- Born: March 26, 1938 Graz, Austria
- Died: May 17, 2023 (aged 85) Ponte San Pietro, Italy
- Citizenship: Italian
- Education: Polytechnic University in Graz
- Known for: Visual artist, color consultant, color theorist

= Jorrit Tornquist =

Austrian artist (1938–2023)

Jorrit Tornquist (26 March 1938 – 17 May 2023) was an Austrian-Italian visual artist, color consultant, and color theorist. In 1992, he obtained Italian citizenship.

== Biography ==
He was born in Graz, Austria, on 26 March 1938.

Initially, Tornquist studied biology. In 1958, at the Polytechnic University in Graz, he decided to take up architecture. Under the guidance of one professor named Winkler, Tornquist dedicated himself to both sculpting and painting, focusing on figurative.

From 1959, he focused on an in-depth study of color principles and color effects, and contemporarily launched his artistic career.

Tornquist had interest in the political and artistic movements that promote social transformation; he was a pacifist and refused to carry out military service. He moved to Italy. Thanks to Getulio Alviani's help, he established himself in Sesto San Giovanni.

In 1966, he staged his first one-man show at the Vismara Gallery in Milan.

In the same year, he took part in the Forum Stadtpark in Graz. In 1967, together with Richard Kriesche and Helga Philipp, Tornquist signed the founding manifesto of the "Gruppo Austria", which aims to direct the Austrian culture towards new artistic languages.

Successively, he set up the Team Color Group (1972), became member of the Color Center of Tokyo (1974) and actively participated in the Surya group (1977), theorized by the critic Enzo Biffi Gentili.

Parallel to his artistic practices, Tornquist started his career as color consultant with a project for the Caffetteria dello Studente in Graz (1966, in collaboration with Arch. Jorg Mayr), then gradually he began to deal with important architectural sites, among which stands out the incineration plant in Brescia (1996).

In 1987, Tornquist created a performance titled "Apartheid" in Graz, his home town, which was done with the express intention of raising public awareness towards all living forms.

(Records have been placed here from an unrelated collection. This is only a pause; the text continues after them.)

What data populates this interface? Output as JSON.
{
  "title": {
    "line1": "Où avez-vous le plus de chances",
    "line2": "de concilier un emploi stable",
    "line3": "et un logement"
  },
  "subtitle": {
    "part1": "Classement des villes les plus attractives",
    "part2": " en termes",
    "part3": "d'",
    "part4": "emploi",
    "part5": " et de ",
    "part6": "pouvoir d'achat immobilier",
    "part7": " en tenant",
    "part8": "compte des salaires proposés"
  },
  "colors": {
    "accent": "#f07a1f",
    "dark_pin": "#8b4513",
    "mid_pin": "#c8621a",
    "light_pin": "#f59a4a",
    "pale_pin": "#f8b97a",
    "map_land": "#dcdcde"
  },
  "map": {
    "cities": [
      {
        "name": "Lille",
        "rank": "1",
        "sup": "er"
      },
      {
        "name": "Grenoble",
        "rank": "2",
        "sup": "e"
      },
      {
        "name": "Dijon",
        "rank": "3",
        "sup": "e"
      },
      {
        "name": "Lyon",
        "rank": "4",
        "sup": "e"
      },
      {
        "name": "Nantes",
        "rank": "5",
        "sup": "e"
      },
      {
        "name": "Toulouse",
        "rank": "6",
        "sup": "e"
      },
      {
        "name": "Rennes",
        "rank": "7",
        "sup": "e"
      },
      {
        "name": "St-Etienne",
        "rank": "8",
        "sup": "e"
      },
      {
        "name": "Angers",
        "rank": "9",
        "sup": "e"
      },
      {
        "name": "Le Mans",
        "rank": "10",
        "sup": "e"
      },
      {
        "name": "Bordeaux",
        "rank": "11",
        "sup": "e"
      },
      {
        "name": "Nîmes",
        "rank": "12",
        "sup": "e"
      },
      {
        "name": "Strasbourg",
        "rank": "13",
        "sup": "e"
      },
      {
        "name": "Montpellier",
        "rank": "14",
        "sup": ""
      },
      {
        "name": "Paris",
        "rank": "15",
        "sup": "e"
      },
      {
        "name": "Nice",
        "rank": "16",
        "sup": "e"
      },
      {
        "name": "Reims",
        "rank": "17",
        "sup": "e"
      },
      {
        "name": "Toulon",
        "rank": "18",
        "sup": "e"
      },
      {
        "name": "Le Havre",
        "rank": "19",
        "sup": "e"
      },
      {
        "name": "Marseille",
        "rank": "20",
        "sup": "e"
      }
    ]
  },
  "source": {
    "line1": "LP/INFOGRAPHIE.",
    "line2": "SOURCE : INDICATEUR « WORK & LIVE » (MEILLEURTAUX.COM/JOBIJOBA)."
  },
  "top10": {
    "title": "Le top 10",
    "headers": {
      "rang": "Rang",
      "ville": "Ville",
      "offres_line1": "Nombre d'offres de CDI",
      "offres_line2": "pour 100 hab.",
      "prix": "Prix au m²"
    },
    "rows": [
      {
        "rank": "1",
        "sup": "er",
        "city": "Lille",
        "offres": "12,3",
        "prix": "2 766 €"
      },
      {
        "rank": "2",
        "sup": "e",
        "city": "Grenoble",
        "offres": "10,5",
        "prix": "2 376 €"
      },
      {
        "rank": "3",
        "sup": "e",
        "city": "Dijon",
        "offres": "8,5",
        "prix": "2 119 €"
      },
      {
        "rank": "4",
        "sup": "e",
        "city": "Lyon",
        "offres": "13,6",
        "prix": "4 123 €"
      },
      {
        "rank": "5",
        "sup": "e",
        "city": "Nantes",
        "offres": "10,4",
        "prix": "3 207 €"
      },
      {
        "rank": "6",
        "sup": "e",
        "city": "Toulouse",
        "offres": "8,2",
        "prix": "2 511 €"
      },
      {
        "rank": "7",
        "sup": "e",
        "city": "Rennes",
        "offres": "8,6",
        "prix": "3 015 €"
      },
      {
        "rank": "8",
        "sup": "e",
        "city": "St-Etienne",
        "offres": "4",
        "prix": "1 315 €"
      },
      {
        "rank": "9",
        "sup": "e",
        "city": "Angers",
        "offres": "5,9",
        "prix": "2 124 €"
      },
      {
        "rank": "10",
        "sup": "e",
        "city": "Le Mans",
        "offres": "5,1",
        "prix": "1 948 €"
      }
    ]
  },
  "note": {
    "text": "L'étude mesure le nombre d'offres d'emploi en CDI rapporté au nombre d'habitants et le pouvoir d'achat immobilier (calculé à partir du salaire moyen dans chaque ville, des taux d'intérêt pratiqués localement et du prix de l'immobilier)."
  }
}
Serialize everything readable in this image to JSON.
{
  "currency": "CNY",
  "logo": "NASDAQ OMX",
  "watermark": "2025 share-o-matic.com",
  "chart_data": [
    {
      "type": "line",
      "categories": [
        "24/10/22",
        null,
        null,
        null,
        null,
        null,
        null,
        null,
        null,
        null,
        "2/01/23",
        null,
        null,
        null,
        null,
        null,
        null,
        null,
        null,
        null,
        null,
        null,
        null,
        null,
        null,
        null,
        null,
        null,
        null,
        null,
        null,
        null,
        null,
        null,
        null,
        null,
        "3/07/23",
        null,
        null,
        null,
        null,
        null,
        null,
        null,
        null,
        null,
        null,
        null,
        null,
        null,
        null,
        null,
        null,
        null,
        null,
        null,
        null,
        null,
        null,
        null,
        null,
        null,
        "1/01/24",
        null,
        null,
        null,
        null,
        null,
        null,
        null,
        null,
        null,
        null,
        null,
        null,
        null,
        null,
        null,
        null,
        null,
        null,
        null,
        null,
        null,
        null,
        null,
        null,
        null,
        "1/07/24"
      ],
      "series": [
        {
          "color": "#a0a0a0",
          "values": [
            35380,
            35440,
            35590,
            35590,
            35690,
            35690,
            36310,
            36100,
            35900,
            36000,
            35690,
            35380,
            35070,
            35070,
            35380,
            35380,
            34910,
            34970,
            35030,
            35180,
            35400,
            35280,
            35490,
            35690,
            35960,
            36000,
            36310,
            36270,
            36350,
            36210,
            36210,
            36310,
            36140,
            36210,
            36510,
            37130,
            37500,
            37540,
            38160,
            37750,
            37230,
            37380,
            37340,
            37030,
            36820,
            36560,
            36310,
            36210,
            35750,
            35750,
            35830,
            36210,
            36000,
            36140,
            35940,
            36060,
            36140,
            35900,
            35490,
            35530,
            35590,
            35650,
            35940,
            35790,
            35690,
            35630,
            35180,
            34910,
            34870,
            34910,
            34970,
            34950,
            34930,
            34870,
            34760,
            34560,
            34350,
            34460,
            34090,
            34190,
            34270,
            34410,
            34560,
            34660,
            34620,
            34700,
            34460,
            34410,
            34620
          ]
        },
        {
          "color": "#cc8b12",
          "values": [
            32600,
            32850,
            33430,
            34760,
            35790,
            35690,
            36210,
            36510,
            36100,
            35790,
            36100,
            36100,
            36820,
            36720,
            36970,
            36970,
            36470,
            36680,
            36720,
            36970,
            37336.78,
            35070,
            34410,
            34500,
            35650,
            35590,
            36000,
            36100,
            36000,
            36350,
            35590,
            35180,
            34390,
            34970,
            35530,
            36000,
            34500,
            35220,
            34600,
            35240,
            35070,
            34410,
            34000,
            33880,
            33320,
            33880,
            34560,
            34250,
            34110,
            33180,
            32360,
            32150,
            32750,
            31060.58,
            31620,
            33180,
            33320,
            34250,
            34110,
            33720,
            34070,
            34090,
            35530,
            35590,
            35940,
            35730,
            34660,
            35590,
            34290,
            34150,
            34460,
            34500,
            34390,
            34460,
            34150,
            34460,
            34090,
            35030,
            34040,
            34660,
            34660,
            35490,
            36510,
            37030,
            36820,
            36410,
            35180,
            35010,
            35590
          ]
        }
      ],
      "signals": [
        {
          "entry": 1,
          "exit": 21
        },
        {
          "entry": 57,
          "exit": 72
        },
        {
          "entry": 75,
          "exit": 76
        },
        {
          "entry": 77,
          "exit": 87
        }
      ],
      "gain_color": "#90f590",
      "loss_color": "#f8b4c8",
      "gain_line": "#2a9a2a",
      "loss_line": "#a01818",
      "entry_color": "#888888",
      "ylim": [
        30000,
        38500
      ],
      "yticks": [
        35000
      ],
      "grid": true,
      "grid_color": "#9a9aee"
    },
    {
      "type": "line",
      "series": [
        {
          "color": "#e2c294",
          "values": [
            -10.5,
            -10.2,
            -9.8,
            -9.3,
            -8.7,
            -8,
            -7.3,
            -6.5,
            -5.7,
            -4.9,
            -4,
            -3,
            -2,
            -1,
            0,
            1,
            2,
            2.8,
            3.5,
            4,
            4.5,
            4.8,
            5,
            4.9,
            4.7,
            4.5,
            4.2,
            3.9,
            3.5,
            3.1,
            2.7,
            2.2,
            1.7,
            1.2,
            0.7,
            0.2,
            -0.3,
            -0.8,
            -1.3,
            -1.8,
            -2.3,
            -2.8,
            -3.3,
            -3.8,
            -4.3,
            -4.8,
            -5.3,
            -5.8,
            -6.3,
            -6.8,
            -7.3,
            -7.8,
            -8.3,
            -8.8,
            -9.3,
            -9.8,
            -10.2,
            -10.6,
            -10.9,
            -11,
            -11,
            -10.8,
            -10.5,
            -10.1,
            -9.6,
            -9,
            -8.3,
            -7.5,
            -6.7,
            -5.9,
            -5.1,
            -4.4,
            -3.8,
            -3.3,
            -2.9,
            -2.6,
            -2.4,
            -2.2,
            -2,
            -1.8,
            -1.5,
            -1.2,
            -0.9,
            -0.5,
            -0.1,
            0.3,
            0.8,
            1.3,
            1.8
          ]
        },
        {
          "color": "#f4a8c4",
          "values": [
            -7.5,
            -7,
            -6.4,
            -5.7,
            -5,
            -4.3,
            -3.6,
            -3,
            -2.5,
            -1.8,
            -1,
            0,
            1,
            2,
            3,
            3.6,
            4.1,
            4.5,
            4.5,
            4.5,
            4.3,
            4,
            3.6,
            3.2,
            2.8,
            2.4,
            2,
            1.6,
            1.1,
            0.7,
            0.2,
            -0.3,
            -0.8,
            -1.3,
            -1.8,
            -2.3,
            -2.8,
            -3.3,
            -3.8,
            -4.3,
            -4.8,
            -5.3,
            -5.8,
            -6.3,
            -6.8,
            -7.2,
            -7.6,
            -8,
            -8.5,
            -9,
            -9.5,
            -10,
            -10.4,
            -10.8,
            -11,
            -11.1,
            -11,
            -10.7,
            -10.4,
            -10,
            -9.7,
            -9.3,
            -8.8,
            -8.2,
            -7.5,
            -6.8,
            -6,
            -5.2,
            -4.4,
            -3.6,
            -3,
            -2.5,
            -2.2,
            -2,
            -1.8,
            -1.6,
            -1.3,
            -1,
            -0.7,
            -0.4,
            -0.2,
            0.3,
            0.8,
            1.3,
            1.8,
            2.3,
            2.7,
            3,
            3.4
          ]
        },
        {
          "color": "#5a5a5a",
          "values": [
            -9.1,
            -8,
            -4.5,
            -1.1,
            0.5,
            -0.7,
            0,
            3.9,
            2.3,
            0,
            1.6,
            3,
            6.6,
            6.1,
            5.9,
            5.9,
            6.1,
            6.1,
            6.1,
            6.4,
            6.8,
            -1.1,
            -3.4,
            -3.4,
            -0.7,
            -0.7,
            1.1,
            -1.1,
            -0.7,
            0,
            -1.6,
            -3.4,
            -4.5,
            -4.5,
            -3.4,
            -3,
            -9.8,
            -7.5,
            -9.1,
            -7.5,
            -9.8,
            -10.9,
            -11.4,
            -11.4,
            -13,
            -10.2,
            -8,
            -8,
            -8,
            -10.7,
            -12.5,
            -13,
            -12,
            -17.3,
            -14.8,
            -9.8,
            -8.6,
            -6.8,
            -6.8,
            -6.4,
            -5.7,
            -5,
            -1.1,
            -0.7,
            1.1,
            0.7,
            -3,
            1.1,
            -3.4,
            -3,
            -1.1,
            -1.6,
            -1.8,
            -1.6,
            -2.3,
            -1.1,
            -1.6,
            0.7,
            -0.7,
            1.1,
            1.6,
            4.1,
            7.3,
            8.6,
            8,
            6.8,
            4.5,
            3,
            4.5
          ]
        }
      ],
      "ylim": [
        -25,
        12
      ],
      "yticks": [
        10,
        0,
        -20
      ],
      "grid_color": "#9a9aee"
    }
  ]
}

In 1992, he obtained Italian citizenship, though he maintained his Austrian one throughout.

In 1995, he built up the Color & Surface group Barcelona-Milano-Wien, which undertakes chromatic interventions for public and private projects.

Tornquist died at his home in Ponte San Pietro on 17 May 2023, at the age of 85.

== Critical texts ==
- U. Apollonio, "Jorrit Tornquist", in Catalogo, Vismara Arte Contemporanea, Milan, 1966.
- G. Dorfles, in Catalogo, Cenobio Visualità, Milan, 1970.
- L. Caramel, in Catalogo, Vismara Arte Contemporanea, Milan, 1971.
- W. Skreiner, in Catalogo di Farbe Empfindung Gefühlsraum, Neue Galerie, Graz, 1973.
- G. Dorfles, Team colore, Milan, 1974.
- E. Biffi Gentili, "Libero da Gestalt?", in Tornquist 1959–78, Museo, Alessandria, 1978.
- A. Veca, in Catalogo di Mostra Antologica, Pinacoteca Comunale, Macerata, 1979.
- C. Belloli, in Colore come opposizione di luce-ombra dalle minicromie ai luciumbratili spazializzanti, Arte Struktura, Milan, 1980.
- W. Skreiner, "Continuità e apertura nell'opera di Jorrit Tornquist", 1980, in Catalogo della mostra Jorrit Tornquist 1959–1995, Studio F22, Palazzolo sull'Oglio, 1995.
- E. Biffi Gentili, "Introduzione", in J. Tornquist, Colore e luce, Hoepli Editrice, Milan, 1983.
- W. Titz, "Bagliori in una scatola di latta – Notizie su Tornquist", in Catalogo Jerseits von Farbe, Neue Galerie am Landesmuseum Joanneum, Graz, 1987.
- E. Gombrich, L’apprendista stregone, Faenza, 1990.
- W. Titz, Macule cieche, Graz, 1993.
- A. Veca, 1990, in Catalogo della mostra Jorrit Tornquist 1959–1995, Studio F22, Palazzolo sull'Oglio, 1995.
- E. Biffi Gentili, "Jorrit Tornquist, o della vaghezza", 1994, in Catalogo della mostra Jorrit Tornquist 1959–1995, Studio F22, Palazzolo sull'Oglio, 1995.